The PBMs' critics also argue that the big PBMs increase their profits and make their finances harder to understand by owning pharmacies and pushing health plan participants to use the PBM-owned pharmacies.
The PBMs argue that their critics have an obvious bias, that PBMs save customers enormous amounts of money, and that PBMs have high customer retention rates.
ERISA preemption: Congress included a provision in ERISA — a federal benefits reform law enacted in 1974 — indicating that federal law preempts state efforts to regulate benefits at large employers and multistate employers, to protect those employers from having to spend time and money reconciling conflicts between state benefit rules.
The Supreme Court ruled in 2020, in connection with Rutledge v. the Pharmaceutical Care Management Association, that states may be able to regulate health care organizations that serve ERISA plans if the regulations simply affect the organizations' general operations, make no mention of employer health plans and have no direct connection with employer health plans.
But, in June 2025, the Supreme Court declined to hear an appeal on a ruling issued by the 10th U.S. Circuit Court of Appeals on Glen Mulready et al. v. the PCMA.
Oklahoma regulators had applied a state pharmacy benefit manager law to PBMs that were working with ERISA plans,
The 10th Circuit blocked Oklahoma's effort to regulate PBMs that serve ERISA plans, even though Oklahoma lawmakers had tried to base the law on the interpretation the Supreme Court included in the Rutledge ruling.
The Tennessee bill: The new Tennessee bill was introduced in the Tennessee Senate Jan. 22, and a similar bill was introduced in the state House on the same day.
State Sen.

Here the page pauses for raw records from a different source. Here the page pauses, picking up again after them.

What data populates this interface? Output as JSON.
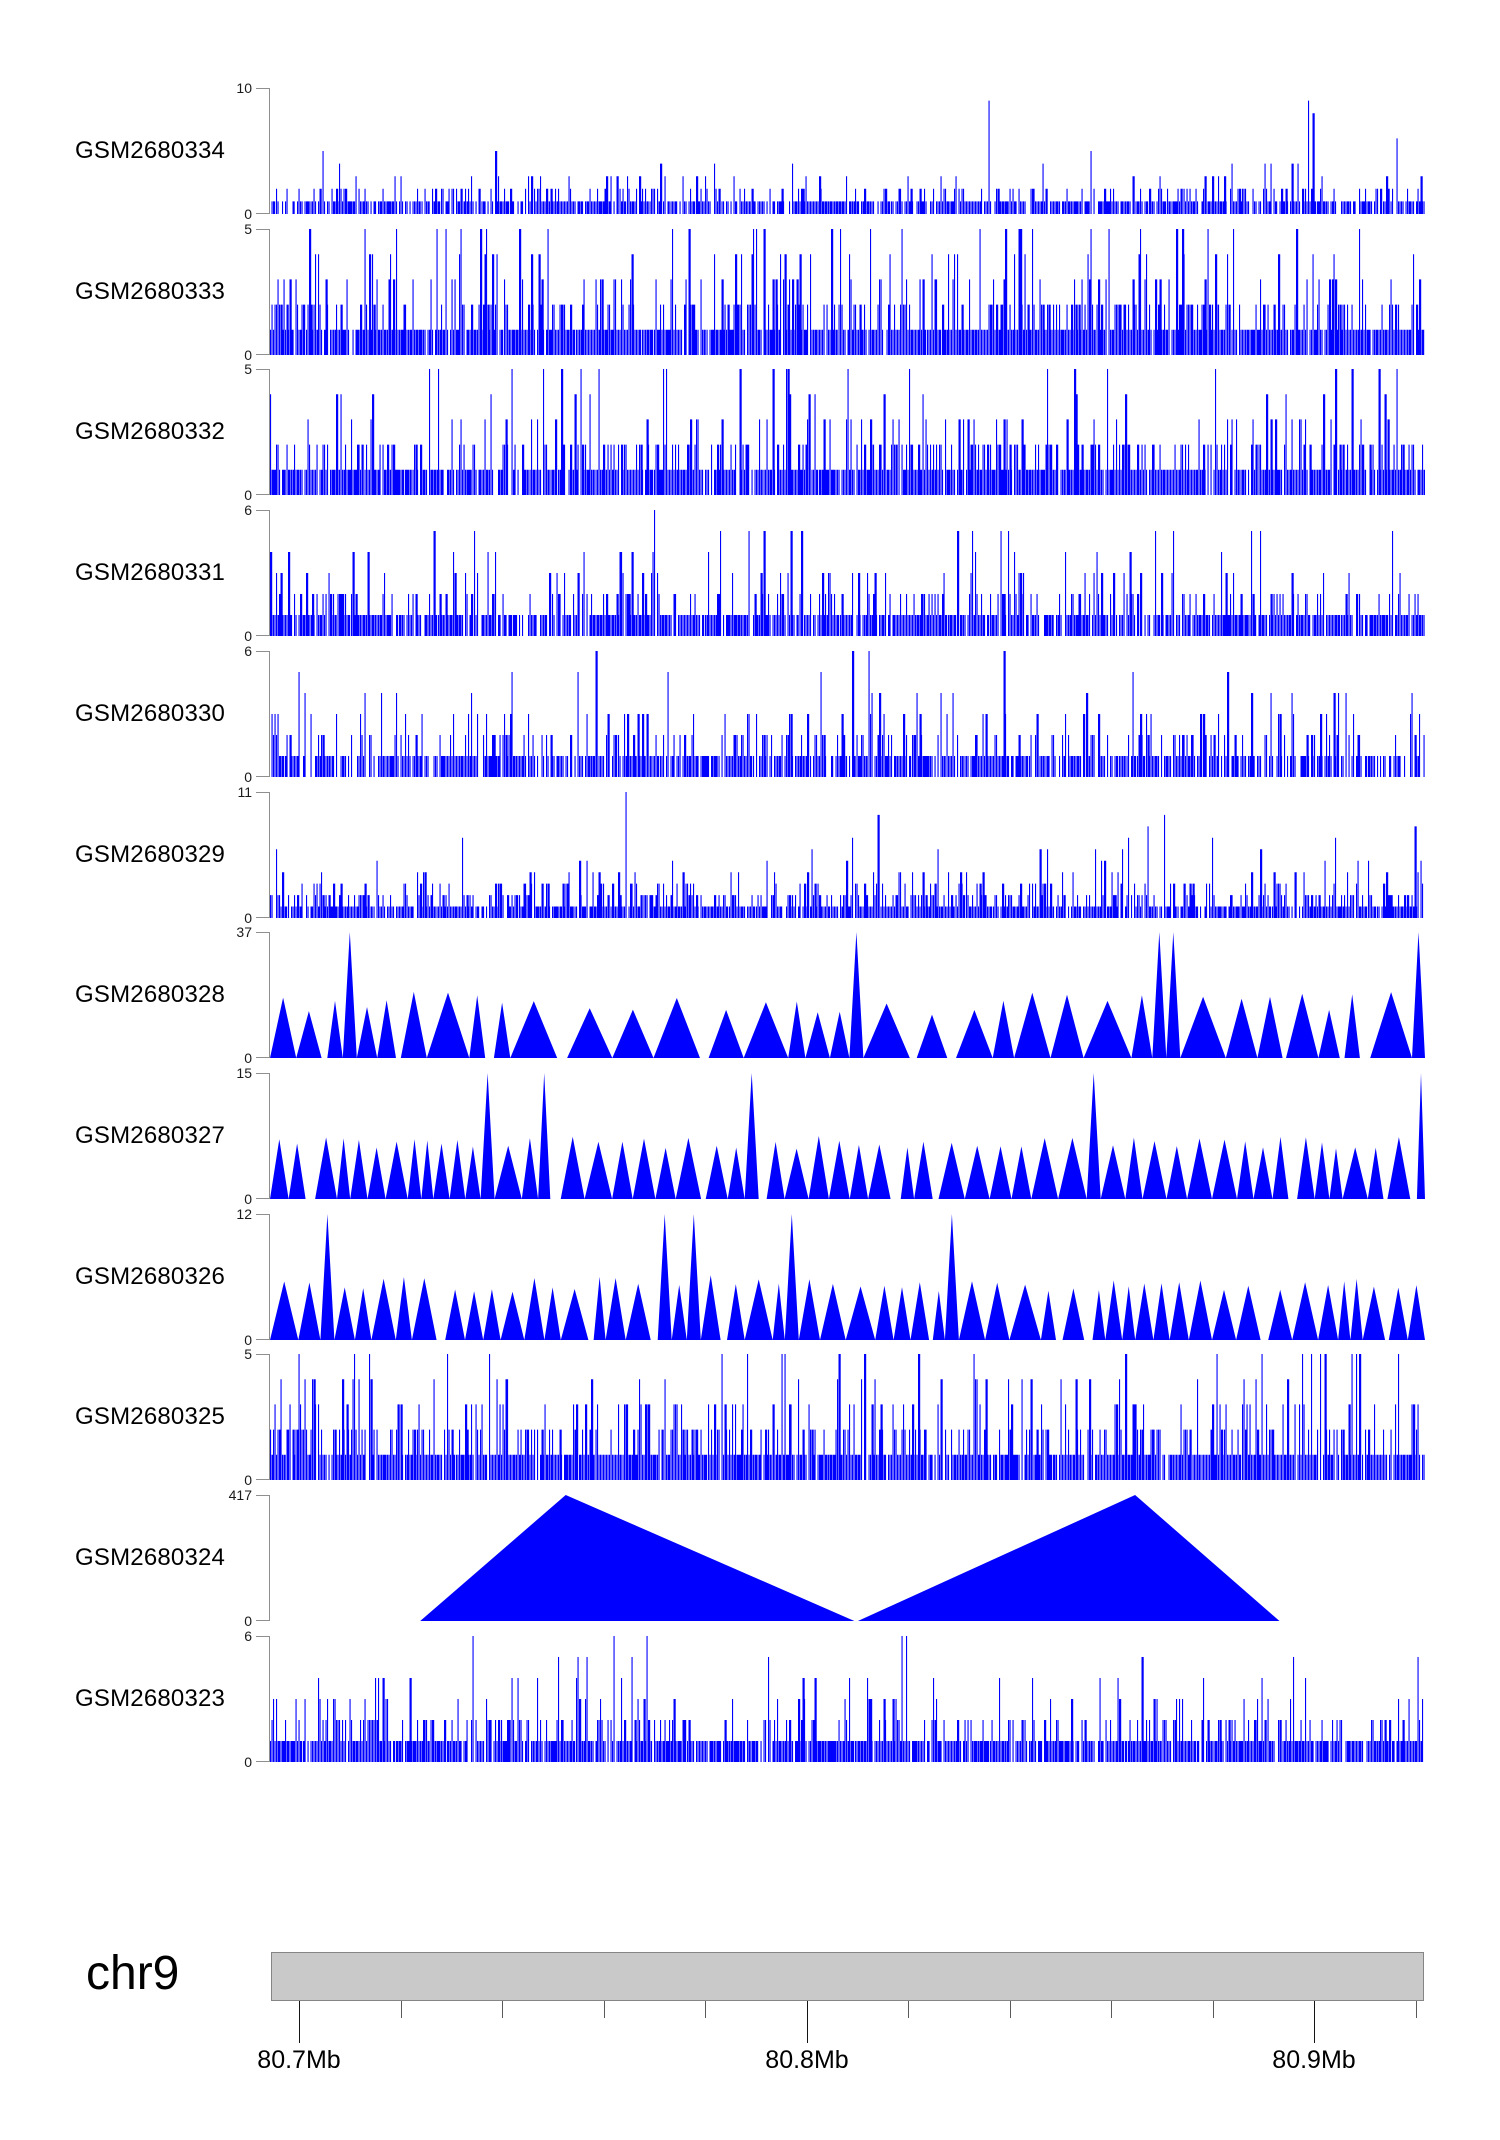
{
  "figure_title": "",
  "chart_data": {
    "type": "area",
    "subtype": "genome-coverage-tracks",
    "title": "",
    "xlabel": "",
    "ylabel": "",
    "grid": false,
    "legend": "none",
    "coverage_color": "#0000FF",
    "axis_color": "#8f8f8f",
    "label_color": "#000000",
    "ruler_fill": "#c9c9c9",
    "ruler_border": "#858585",
    "xaxis": {
      "chromosome": "chr9",
      "unit": "Mb",
      "start_mb": 80.694,
      "end_mb": 80.922,
      "major_ticks": [
        {
          "value_mb": 80.7,
          "label": "80.7Mb"
        },
        {
          "value_mb": 80.8,
          "label": "80.8Mb"
        },
        {
          "value_mb": 80.9,
          "label": "80.9Mb"
        }
      ],
      "minor_ticks_mb": [
        80.72,
        80.74,
        80.76,
        80.78,
        80.82,
        80.84,
        80.86,
        80.88,
        80.92
      ]
    },
    "yaxis_zero_label": "0",
    "tracks": [
      {
        "label": "GSM2680334",
        "ymax": 10,
        "ymax_label": "10",
        "style": "dense",
        "seed": 101,
        "zero": 0.2,
        "mean": 0.85,
        "spike_prob": 0.008
      },
      {
        "label": "GSM2680333",
        "ymax": 5,
        "ymax_label": "5",
        "style": "dense",
        "seed": 102,
        "zero": 0.08,
        "mean": 1.15,
        "spike_prob": 0.015
      },
      {
        "label": "GSM2680332",
        "ymax": 5,
        "ymax_label": "5",
        "style": "dense",
        "seed": 103,
        "zero": 0.1,
        "mean": 1.05,
        "spike_prob": 0.012
      },
      {
        "label": "GSM2680331",
        "ymax": 6,
        "ymax_label": "6",
        "style": "dense",
        "seed": 104,
        "zero": 0.14,
        "mean": 0.95,
        "spike_prob": 0.01
      },
      {
        "label": "GSM2680330",
        "ymax": 6,
        "ymax_label": "6",
        "style": "dense",
        "seed": 105,
        "zero": 0.22,
        "mean": 0.9,
        "spike_prob": 0.012
      },
      {
        "label": "GSM2680329",
        "ymax": 11,
        "ymax_label": "11",
        "style": "dense",
        "seed": 106,
        "zero": 0.12,
        "mean": 1.35,
        "spike_prob": 0.007
      },
      {
        "label": "GSM2680328",
        "ymax": 37,
        "ymax_label": "37",
        "style": "sawtooth",
        "seed": 107,
        "wmin": 14,
        "wrange": 34,
        "pmin": 0.34,
        "prange": 0.2,
        "full_prob": 0.07,
        "gap_prob": 0.25
      },
      {
        "label": "GSM2680327",
        "ymax": 15,
        "ymax_label": "15",
        "style": "sawtooth",
        "seed": 108,
        "wmin": 12,
        "wrange": 18,
        "pmin": 0.4,
        "prange": 0.1,
        "full_prob": 0.08,
        "gap_prob": 0.2
      },
      {
        "label": "GSM2680326",
        "ymax": 12,
        "ymax_label": "12",
        "style": "sawtooth",
        "seed": 109,
        "wmin": 12,
        "wrange": 20,
        "pmin": 0.38,
        "prange": 0.14,
        "full_prob": 0.09,
        "gap_prob": 0.2
      },
      {
        "label": "GSM2680325",
        "ymax": 5,
        "ymax_label": "5",
        "style": "dense",
        "seed": 110,
        "zero": 0.08,
        "mean": 1.15,
        "spike_prob": 0.018
      },
      {
        "label": "GSM2680324",
        "ymax": 417,
        "ymax_label": "417",
        "style": "big-triangles",
        "seed": 111,
        "triangles": [
          {
            "x0": 0.13,
            "apex": 0.256,
            "x1": 0.506,
            "peak": 1.0
          },
          {
            "x0": 0.509,
            "apex": 0.749,
            "x1": 0.874,
            "peak": 1.0
          }
        ]
      },
      {
        "label": "GSM2680323",
        "ymax": 6,
        "ymax_label": "6",
        "style": "dense",
        "seed": 112,
        "zero": 0.12,
        "mean": 0.9,
        "spike_prob": 0.006
      }
    ]
  }
}
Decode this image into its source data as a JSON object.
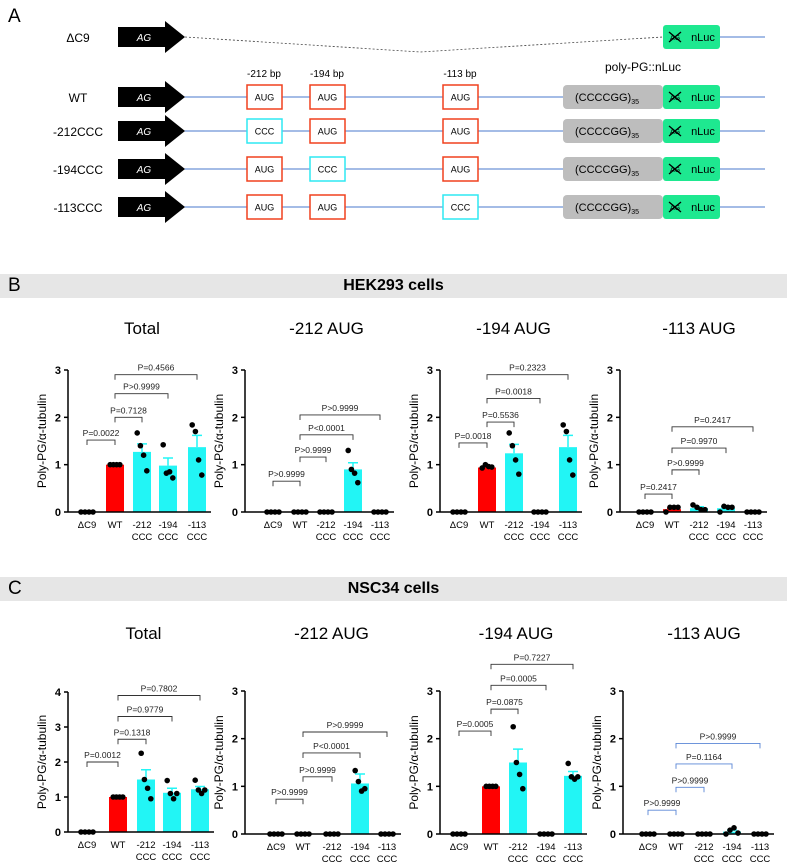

Robert Harshbarger III, R-Kingsport, Tenn., is the sponsor of the Senate version of the bill. Harshbarger is a pharmacist and the son of U.S. House Rep. Diana Harshbarger, R-Tenn.
State Rep. Rick Scarbrough, R-Oak Ridge, Tenn., is the sponsor of the House companion bill.
The bill would prohibit a PBM from directly or indirectly acquiring, owning or controlling a pharmacy license or a pharmacy license older.
The bill includes an exemption for organizations, such as hospitals or health systems, that provide PBM services for their own health plans, but it does not include an exemption for employers' self-insured employer health plans or other employer plans governed by ERISA.
The bill does include a section stating that the law created by the bill would regulate "the qualifications, licensure, ownership, and control of pharmacies as a condition of professional practice within this state and does not regulate drug manufacturing, labeling, interstate shipment, pricing, reimbursement, insurance benefits, or the design or administration of employee benefit plans governed by the federal Employee Retirement Income Security Act."
The bill passed by a 24-9 vote in the Tennessee Senate Monday.
The McKee Foods Case: In 2021, Tennessee enacted a law that prohibits PBMs from steering a patient toward favored pharmacies or making any other efforts to interfere with a patient's choice of pharmacy.
In 2022, the state enacted a law that applied that ban on steering to plans governed by ERISA, and it required a PBM to cover drugs plan participants purchased from any pharmacy willing to accept the PBM's reimbursement rates and other payment terms.
McKee Foods — the Collegedale, Tennessee-based company that makes the Little Debbie Nutty Buddy cookies — sued to block the 2021 law in the U.S. District Court for the Eastern District of Tennessee in 2021.
McKee Foods argued that ERISA should preempt the Tennessee law.
The ERISA Industry Committee, a group for sponsors of ERISA plans, backed McKee Foods.
A district court judge ruled in the company's favor in March 2025.
A three-judge panel upheld the district court preemption ruling in a judgment and opinion issued April 7.
"States can enact laws looking to regulate health care and PBMs," Circuit Judge Stephanie Dawkins wrote in the opinion. "But those laws cannot trespass into ERISA's territory. Because the Tennessee laws McKee challenges have an impermissible connection with ERISA plans, they are preempted."